On some aspects of the geometry of non integrable distributions and applications

TL;DR

This paper explores the geometry of non-integrable distributions on Riemannian manifolds, introducing intrinsic connections and second fundamental forms to characterize involutive and geodesic distributions, with applications to constrained mechanical systems.

Contribution

It introduces a novel comparison of two covariant derivatives and curvatures related to distributions, providing new tools for geometric and mechanical analysis.

Findings

Second fundamental form characterizes involutive distributions.

Comparison of intrinsic and ambient curvatures offers new insights.

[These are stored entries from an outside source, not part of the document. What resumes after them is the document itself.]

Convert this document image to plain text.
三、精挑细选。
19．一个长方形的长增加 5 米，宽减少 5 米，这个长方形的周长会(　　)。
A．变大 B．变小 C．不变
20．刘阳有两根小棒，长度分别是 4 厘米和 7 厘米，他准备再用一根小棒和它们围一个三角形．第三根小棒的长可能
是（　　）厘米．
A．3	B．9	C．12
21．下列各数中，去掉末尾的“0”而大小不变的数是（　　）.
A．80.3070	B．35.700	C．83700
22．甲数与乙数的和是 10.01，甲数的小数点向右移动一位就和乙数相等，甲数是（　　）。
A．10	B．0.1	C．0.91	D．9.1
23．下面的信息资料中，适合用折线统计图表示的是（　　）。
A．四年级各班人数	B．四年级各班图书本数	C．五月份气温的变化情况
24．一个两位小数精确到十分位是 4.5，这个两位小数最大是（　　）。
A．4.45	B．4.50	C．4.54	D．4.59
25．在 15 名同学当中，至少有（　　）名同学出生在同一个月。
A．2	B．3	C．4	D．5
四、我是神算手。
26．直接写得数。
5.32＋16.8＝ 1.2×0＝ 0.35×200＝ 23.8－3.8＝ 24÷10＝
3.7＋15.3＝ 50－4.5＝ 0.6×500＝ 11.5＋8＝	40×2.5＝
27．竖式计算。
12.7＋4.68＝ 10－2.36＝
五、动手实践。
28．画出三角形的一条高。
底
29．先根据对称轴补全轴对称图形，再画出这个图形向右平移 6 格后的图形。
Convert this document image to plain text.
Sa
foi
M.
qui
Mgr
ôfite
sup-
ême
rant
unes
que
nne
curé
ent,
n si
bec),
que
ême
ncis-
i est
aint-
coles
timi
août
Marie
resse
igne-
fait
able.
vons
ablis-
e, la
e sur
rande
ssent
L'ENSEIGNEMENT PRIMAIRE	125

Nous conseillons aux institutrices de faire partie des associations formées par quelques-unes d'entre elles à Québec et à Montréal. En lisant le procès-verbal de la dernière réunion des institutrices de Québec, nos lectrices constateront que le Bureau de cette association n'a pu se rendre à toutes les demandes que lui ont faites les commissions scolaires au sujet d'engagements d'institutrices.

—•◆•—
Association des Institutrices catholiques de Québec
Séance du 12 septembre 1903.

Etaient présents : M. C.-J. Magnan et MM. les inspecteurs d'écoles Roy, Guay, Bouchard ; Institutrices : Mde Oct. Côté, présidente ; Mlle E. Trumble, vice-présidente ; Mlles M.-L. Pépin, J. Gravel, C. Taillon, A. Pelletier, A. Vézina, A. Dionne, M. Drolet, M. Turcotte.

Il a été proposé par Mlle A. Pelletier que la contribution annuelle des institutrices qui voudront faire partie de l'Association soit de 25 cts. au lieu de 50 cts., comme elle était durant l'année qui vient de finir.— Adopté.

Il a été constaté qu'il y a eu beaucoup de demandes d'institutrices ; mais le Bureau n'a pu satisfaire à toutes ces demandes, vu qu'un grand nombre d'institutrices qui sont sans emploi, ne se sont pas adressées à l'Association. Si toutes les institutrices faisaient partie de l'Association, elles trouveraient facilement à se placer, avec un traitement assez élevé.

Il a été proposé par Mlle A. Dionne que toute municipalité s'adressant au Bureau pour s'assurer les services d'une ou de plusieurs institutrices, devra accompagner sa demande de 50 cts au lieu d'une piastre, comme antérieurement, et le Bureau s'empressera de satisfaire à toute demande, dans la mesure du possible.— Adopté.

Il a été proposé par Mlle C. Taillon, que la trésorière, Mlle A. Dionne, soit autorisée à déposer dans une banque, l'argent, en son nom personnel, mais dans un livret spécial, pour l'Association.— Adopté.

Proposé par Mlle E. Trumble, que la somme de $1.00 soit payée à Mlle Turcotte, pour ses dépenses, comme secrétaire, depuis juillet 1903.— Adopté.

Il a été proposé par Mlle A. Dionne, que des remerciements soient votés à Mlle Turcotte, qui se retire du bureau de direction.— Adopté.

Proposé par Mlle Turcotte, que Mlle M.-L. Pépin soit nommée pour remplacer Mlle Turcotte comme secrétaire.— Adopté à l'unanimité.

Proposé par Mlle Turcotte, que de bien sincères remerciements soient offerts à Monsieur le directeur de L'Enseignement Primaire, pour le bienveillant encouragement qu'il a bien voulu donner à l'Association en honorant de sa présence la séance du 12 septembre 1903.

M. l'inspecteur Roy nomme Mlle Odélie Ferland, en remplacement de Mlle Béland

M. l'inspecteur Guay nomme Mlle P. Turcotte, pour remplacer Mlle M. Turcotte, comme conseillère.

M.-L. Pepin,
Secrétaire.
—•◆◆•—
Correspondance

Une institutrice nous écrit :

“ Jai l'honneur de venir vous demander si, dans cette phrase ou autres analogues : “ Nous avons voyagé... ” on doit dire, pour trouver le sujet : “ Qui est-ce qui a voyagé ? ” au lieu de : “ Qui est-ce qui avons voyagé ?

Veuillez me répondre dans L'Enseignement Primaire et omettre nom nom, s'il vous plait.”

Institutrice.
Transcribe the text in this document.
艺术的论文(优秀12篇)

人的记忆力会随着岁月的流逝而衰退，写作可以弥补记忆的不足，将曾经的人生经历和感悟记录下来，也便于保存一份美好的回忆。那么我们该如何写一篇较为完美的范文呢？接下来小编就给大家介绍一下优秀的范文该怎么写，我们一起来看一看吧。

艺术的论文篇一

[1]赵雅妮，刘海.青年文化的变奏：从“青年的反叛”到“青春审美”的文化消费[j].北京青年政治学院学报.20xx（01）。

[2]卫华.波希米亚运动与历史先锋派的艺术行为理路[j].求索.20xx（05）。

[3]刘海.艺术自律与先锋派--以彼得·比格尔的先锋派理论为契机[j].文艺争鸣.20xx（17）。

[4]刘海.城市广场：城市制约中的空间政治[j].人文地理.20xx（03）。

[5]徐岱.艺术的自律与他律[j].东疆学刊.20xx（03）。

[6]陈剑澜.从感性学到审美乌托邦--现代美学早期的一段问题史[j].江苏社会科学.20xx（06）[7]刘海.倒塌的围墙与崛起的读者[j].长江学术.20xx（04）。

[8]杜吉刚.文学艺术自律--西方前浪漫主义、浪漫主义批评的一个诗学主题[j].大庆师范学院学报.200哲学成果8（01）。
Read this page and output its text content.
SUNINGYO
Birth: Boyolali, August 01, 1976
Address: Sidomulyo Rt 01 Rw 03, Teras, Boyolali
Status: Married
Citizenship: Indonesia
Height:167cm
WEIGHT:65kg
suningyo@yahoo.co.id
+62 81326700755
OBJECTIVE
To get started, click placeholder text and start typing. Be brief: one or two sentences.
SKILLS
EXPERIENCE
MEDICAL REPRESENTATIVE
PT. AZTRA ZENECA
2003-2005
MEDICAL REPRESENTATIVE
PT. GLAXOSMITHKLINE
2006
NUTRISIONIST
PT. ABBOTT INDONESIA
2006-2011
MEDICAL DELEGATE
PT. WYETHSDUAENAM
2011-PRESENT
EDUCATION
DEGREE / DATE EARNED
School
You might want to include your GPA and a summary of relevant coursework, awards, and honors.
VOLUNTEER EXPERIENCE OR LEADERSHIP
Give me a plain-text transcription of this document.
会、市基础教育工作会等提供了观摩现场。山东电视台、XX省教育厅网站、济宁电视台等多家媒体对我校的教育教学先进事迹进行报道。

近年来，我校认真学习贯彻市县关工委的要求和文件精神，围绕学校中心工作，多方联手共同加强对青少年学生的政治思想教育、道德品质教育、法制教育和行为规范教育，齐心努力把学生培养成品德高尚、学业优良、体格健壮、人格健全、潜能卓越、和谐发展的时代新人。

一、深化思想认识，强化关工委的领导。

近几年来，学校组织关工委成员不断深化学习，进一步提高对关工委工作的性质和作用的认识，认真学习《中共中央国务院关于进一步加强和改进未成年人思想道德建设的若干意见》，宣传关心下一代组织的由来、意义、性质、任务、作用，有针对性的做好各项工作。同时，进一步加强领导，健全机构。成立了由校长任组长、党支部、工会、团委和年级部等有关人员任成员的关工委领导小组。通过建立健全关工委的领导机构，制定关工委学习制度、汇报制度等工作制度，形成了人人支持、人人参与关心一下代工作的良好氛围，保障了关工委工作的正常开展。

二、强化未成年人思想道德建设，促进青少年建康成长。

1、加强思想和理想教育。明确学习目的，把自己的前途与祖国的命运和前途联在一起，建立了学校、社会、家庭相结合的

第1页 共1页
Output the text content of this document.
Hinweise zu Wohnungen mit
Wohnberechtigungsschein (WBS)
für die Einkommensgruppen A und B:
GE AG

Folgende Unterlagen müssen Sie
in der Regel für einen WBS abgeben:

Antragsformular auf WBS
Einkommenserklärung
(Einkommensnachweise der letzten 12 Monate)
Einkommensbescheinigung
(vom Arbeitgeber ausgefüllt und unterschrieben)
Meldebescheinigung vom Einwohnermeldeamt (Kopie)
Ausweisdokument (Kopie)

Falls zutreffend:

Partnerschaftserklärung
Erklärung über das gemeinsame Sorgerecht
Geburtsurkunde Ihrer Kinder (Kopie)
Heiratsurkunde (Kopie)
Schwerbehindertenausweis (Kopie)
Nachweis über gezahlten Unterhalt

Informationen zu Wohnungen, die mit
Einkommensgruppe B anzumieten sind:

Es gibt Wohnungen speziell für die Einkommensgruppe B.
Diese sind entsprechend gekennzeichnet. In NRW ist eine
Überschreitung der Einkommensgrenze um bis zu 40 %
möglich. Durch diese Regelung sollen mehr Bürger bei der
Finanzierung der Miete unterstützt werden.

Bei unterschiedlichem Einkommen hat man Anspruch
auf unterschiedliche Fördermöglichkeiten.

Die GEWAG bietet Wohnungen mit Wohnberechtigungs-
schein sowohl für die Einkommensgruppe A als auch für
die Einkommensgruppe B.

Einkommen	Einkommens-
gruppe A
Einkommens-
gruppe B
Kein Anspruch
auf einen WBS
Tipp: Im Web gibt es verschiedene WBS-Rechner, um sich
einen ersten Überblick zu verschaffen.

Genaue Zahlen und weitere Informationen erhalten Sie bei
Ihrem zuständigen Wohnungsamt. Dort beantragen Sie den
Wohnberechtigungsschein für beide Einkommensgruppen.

Framework applies to mechanical systems with constraints.

Abstract

We consider a regular distribution $\mathcal{D}$ in a Riemannian manifold $(M,g)$. The Levi-Civita connection on $(M,g)$ together with the orthogonal projection allow to endow the space of sections of $\mathcal{D}$ with a natural covariant derivative, the intrinsic connection. Hence we have two different covariant derivatives for sections of $\mathcal{D}$, one directly with the connection in $(M,g)$ and the other one with this intrinsic connection. Their difference is the second fundamental form of $\mathcal{D}$ and we prove it is a significant tool to characterize the involutive and the totally geodesic distributions and to give a natural formulation of the equation of motion for mechanical systems with constraints. The two connections also give two different notions of curvature, curvature tensors and sectional curvatures, which are compared in this paper with the use of the second fundamental form.